W sobotę po czterotygodniowej przerwie spowodowanej zabiegiem artroskopii kolana na boisko wróci bramkarz piłkarskiej reprezentacji Polski Artur Boruc. Według szkockich mediów, ma zagrać w meczu ligowym z Gretną.
"Boruc zagra już w sobotnim meczu z Gretną. Dla wracającego do zdrowia bramkarza i jego kolegów z Celtiku będzie to znakomita rozgrzewka przed zaplanowanym na 2 stycznia meczem derbowym z Rangers" - napisał "Glasgow Evening Times".
Reprezentant Polski pauzował od 6 grudnia, kiedy w klinice w Dublinie przeszedł zabieg artroskopii kolana. Rehabilitacja przebiegła bez problemów, w ostatnich dniach Boruc zaczął już kopać piłkę.

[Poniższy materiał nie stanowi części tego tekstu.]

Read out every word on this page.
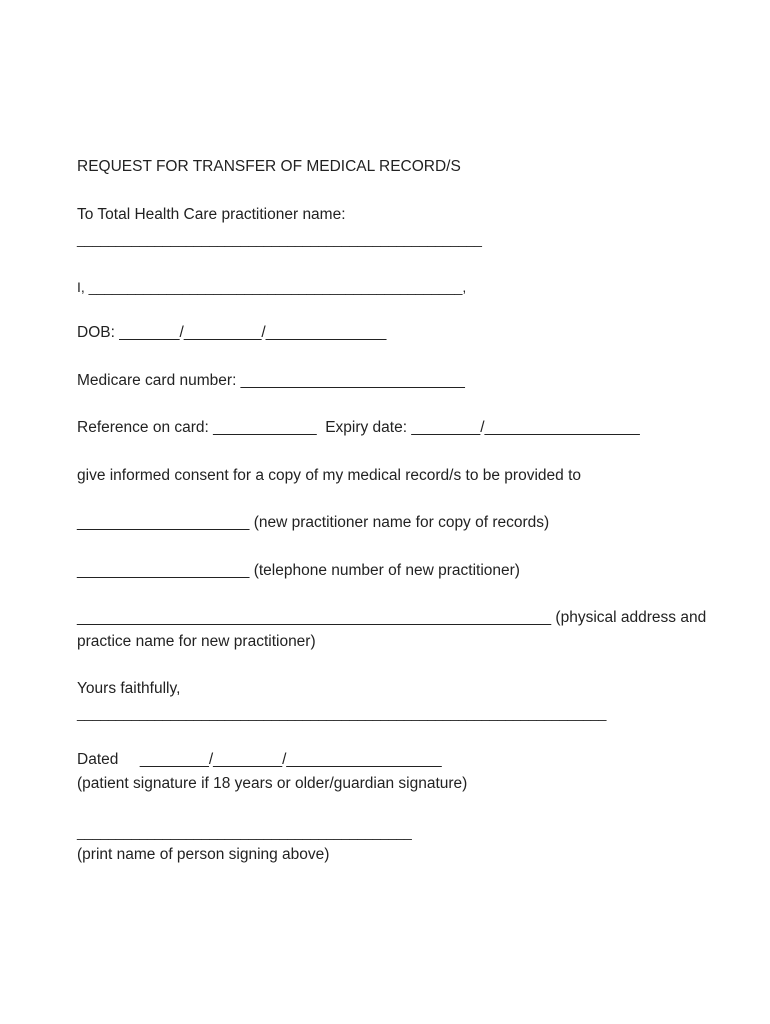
REQUEST FOR TRANSFER OF MEDICAL RECORD/S
To Total Health Care practitioner name:
____________________________________________________
I, ________________________________________________,
DOB: _______/_________/______________
Medicare card number: __________________________
Reference on card: ____________  Expiry date: ________/__________________
give informed consent for a copy of my medical record/s to be provided to
____________________ (new practitioner name for copy of records)
____________________ (telephone number of new practitioner)
_______________________________________________________ (physical address and
practice name for new practitioner)
Yours faithfully,
____________________________________________________________________
Dated     ________/________/__________________
(patient signature if 18 years or older/guardian signature)
___________________________________________
(print name of person signing above)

Gazeta podkreśla, że w bramce mistrzów Szkocji dojdzie do zmiany, choć, jak na ironię, w środowym spotkaniu z Dundee Utd. (2:0) po raz pierwszy od 35 meczów wyjazdowych nie stracili oni gola. "Pozycja Boruca jest jednak niepodważalna i Mark Brown powędruje na ławkę rezerwowych" - dodano.
Według pisma, działacze "The Bhoys" już szykują się do zimowego okna transferowego, które na Wyspach Brytyjskich zostanie otwarte 2 stycznia. Ich głównym celem jest pozyskanie z Sevilli niemieckiego obrońcy Andreasa Hinkela, ale klub jest też podobno zainteresowany transferem Grzegorza Szamotulskiego.
Polski bramkarz reprezentuje barwy Dundee Utd. i szkoleniowcy Celtiku mogli go oglądać w środowym meczu ligowym. Zdaniem dziennikarza "Glasgow Evening Times", wypadł na tyle dobrze, że transfer jest możliwy, choć trener Dundee Craig Levein namawia go do przedłużenia kończącej się w styczniu umowy.